Lecture by Shinobu Kitayama › view all

"Cultural rewiring of the brain: How, and why, does it happen?"

July 03, 2019 - 16:30h/4:30pm
Jacobs University, South Hall, Seminar Room West
Campus Ring 1
28759 Bremen
Series: Social Sciences Lecture Series
Event type: public

Prof. Shinobu Kitayama, an international leading socio-cultural psychologist from the University of Michigan and recipient of the Humboldt Research Award, is starting a research stay at Jacobs University.

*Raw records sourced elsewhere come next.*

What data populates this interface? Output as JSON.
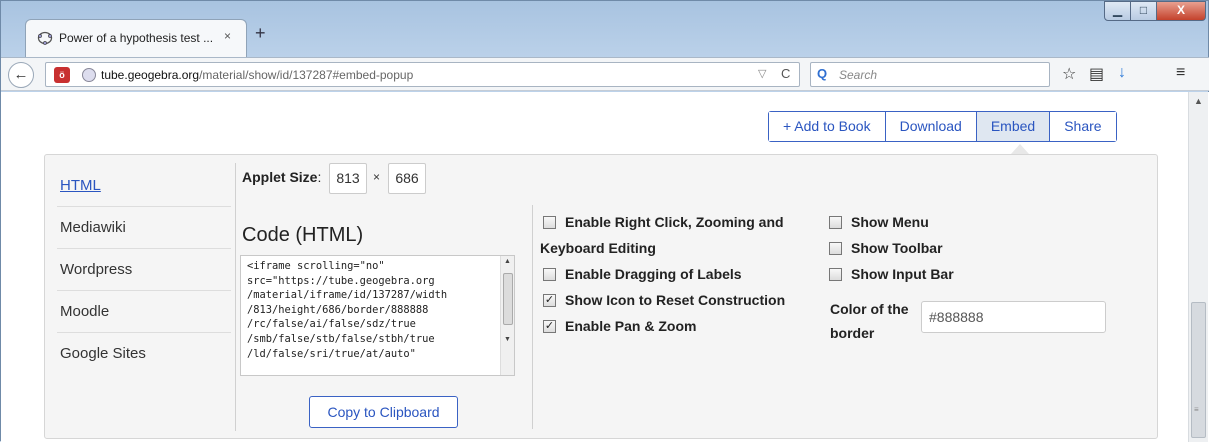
{
  "browser": {
    "tab_title": "Power of a hypothesis test ...",
    "tab_close": "×",
    "new_tab": "+",
    "url_domain": "tube.geogebra.org",
    "url_path": "/material/show/id/137287#embed-popup",
    "search_placeholder": "Search",
    "window_buttons": {
      "minimize": "▁",
      "maximize": "□",
      "close": "X"
    }
  },
  "top_buttons": [
    {
      "label": "+ Add to Book"
    },
    {
      "label": "Download"
    },
    {
      "label": "Embed",
      "active": true
    },
    {
      "label": "Share"
    }
  ],
  "sidenav": [
    "HTML",
    "Mediawiki",
    "Wordpress",
    "Moodle",
    "Google Sites"
  ],
  "applet_size": {
    "label": "Applet Size",
    "width": "813",
    "times": "×",
    "height": "686"
  },
  "code": {
    "title": "Code (HTML)",
    "text": "<iframe scrolling=\"no\"\nsrc=\"https://tube.geogebra.org\n/material/iframe/id/137287/width\n/813/height/686/border/888888\n/rc/false/ai/false/sdz/true\n/smb/false/stb/false/stbh/true\n/ld/false/sri/true/at/auto\"",
    "copy_label": "Copy to Clipboard"
  },
  "options_left": [
    {
      "label_line1": "Enable Right Click, Zooming and",
      "label_line2": "Keyboard Editing",
      "checked": false
    },
    {
      "label": "Enable Dragging of Labels",
      "checked": false
    },
    {
      "label": "Show Icon to Reset Construction",
      "checked": true
    },
    {
      "label": "Enable Pan & Zoom",
      "checked": true
    }
  ],
  "options_right": [
    {
      "label": "Show Menu",
      "checked": false
    },
    {
      "label": "Show Toolbar",
      "checked": false
    },
    {
      "label": "Show Input Bar",
      "checked": false
    }
  ],
  "border_color": {
    "label_line1": "Color of the",
    "label_line2": "border",
    "value": "#888888"
  }
}
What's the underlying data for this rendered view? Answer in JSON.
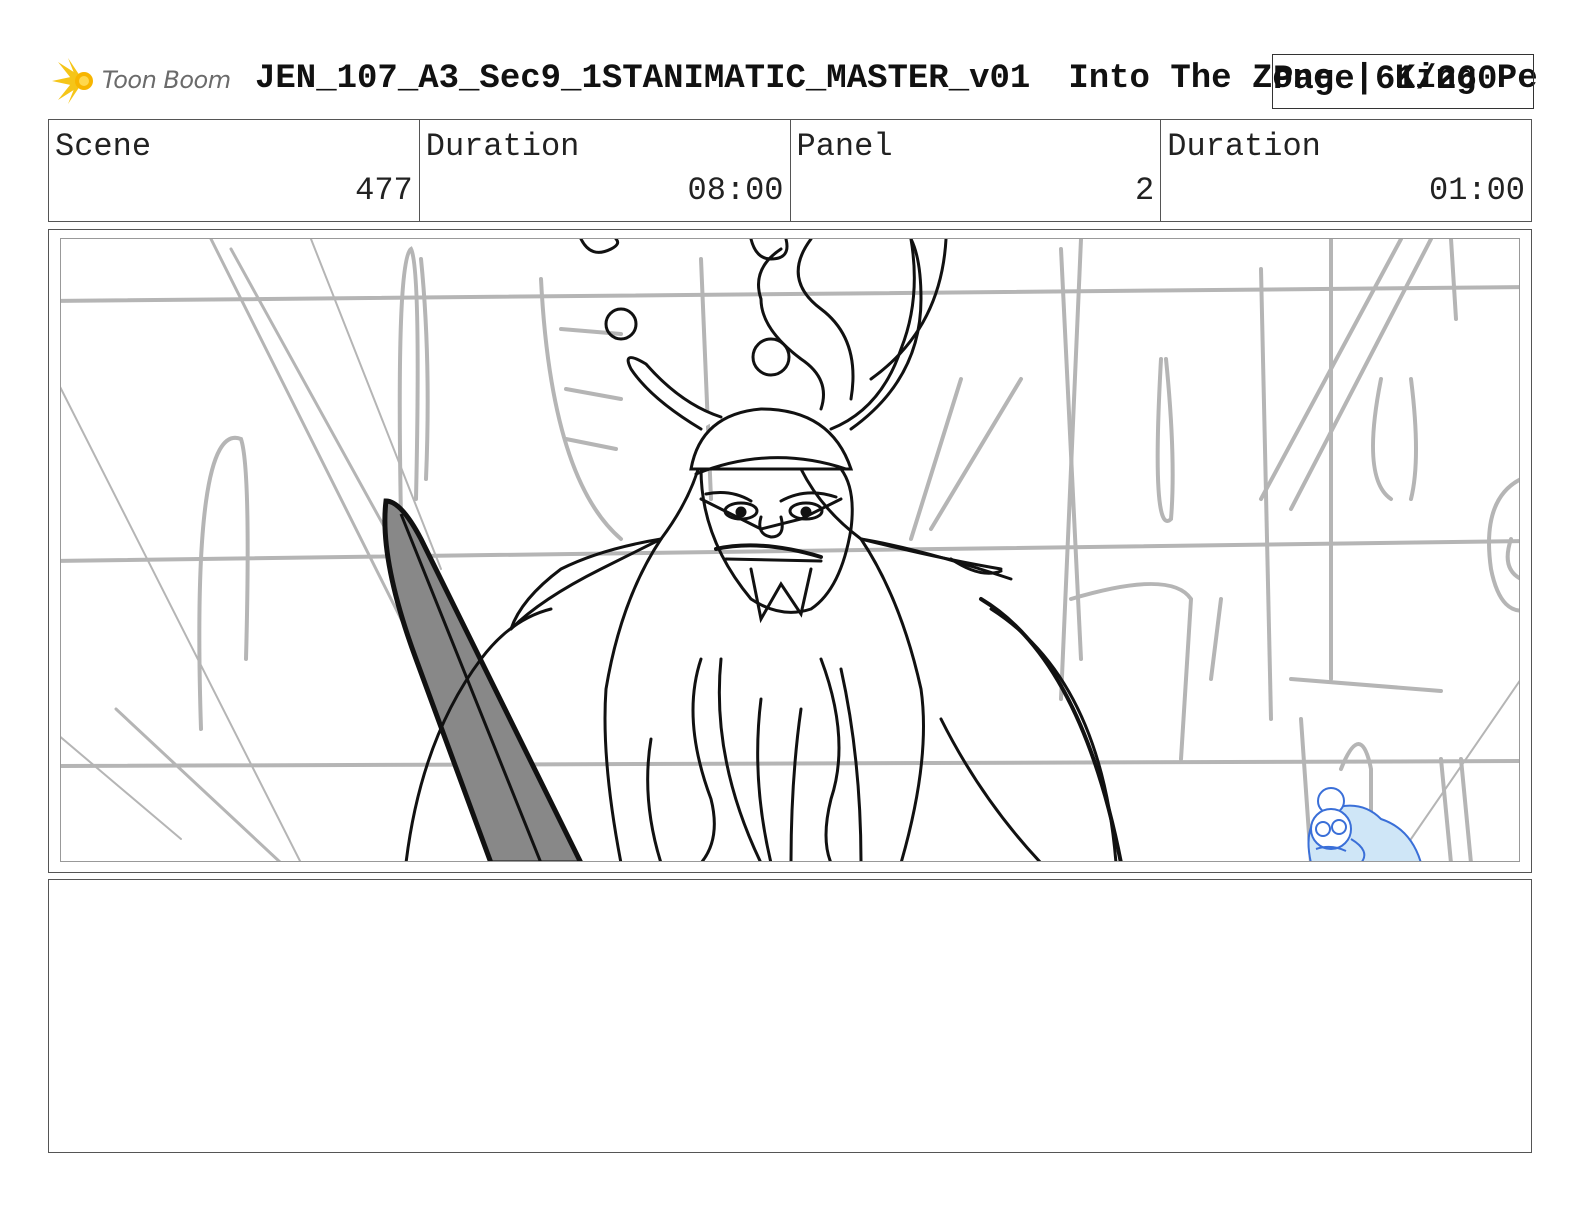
{
  "header": {
    "logo_text": "Toon Boom",
    "project_title": "JEN_107_A3_Sec9_1STANIMATIC_MASTER_v01",
    "subtitle": "Into The Zone | King Pe",
    "page_label": "Page 61/260"
  },
  "info": {
    "scene_label": "Scene",
    "scene_value": "477",
    "scene_duration_label": "Duration",
    "scene_duration_value": "08:00",
    "panel_label": "Panel",
    "panel_value": "2",
    "panel_duration_label": "Duration",
    "panel_duration_value": "01:00"
  },
  "colors": {
    "logo_accent": "#F5C518",
    "sketch_grey": "#b5b5b5",
    "ink": "#111111",
    "blue_sketch": "#3a6fd8",
    "blue_fill": "#cfe6f7"
  },
  "notes": {
    "text": ""
  }
}
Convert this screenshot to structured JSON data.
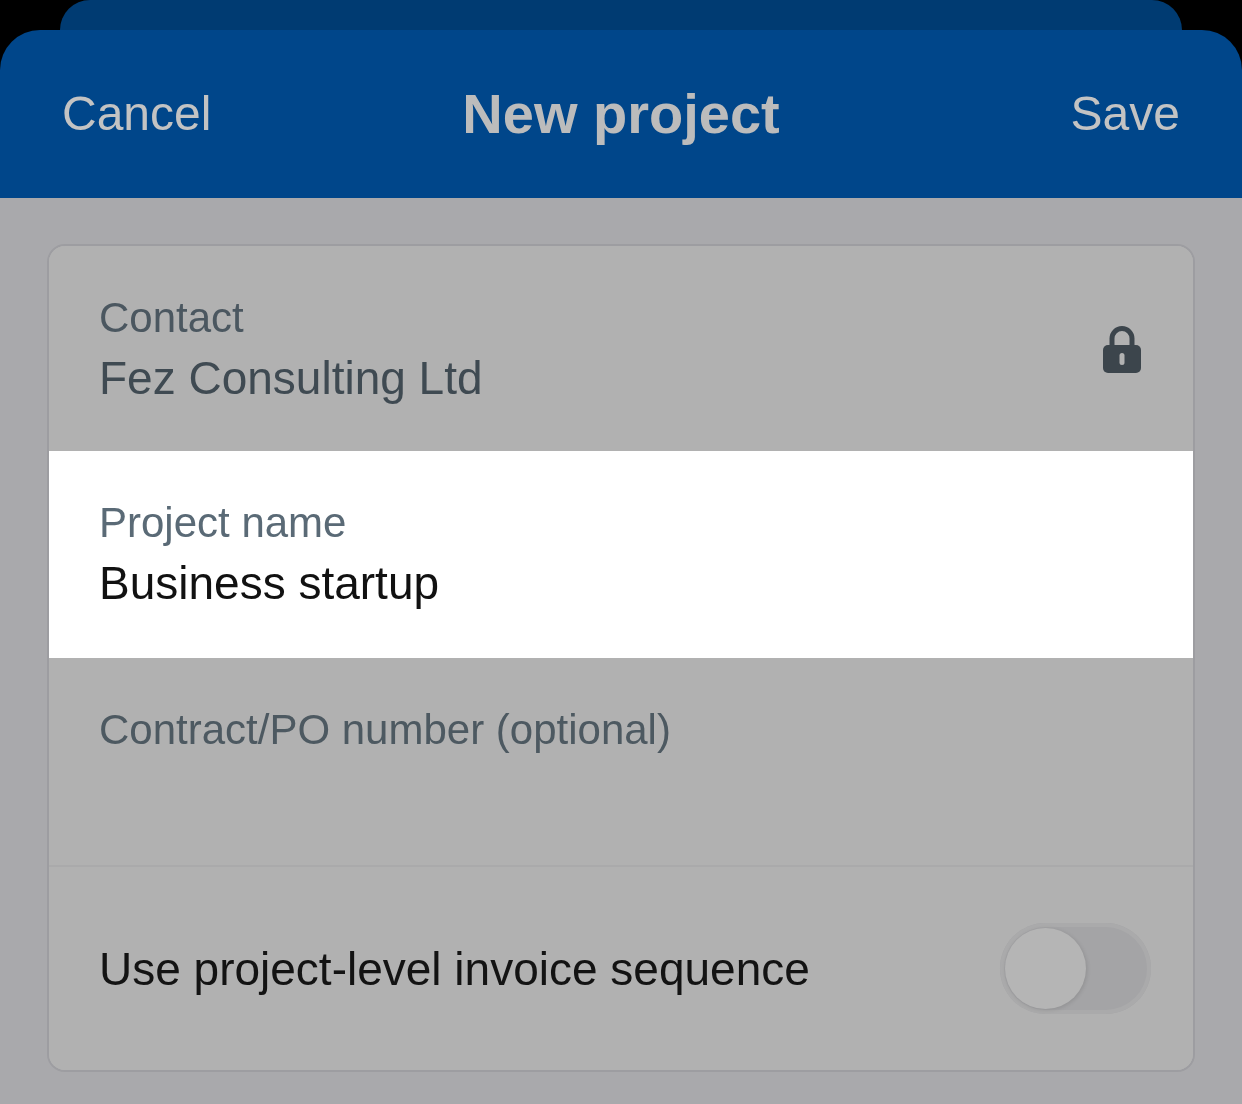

To start off a productive time in Bremen, Professor Kitayama gives a talk on "Cultural rewiring of the brain: How, and why, does it happen?" at BIGSSS on July 3 at 4:30 pm. The lecture takes place at Seminar Room West in South Hall at Jacobs University.

Hope to see many of you there to welcome Professor Kitayama and engage in an interesting socio-cultural dicussion!

 

Abstract

Culture is to humans as water is to fish. This epithet illustrates how important culture is to human adaptation. At the same time, however, it also raises a fundamental question of how, and why, culture might achieve this vital function. In the present talk, I argue that culture is composed of various scripted behavioral patterns designed to meet specific core values (called “cultural tasks”). As people grow up, they develop their identities by adopting some subset of cultural tasks. They will then repeatedly engage in the selected tasks. This process will eventually yield neural pathways that are optimally attuned to carry out these tasks, with their brains plastically rewired accordingly. These culturally mediated neural changes will enable people to perform their cultural tasks automatically, without conscious awareness or monitoring. For them, to act naturally is already to act by their culture’s norms and values. This process of neural rewiring may provide an important basis for both social and biological adaptation. Recent evidence for the plastic change of brain structure through culture will be discussed.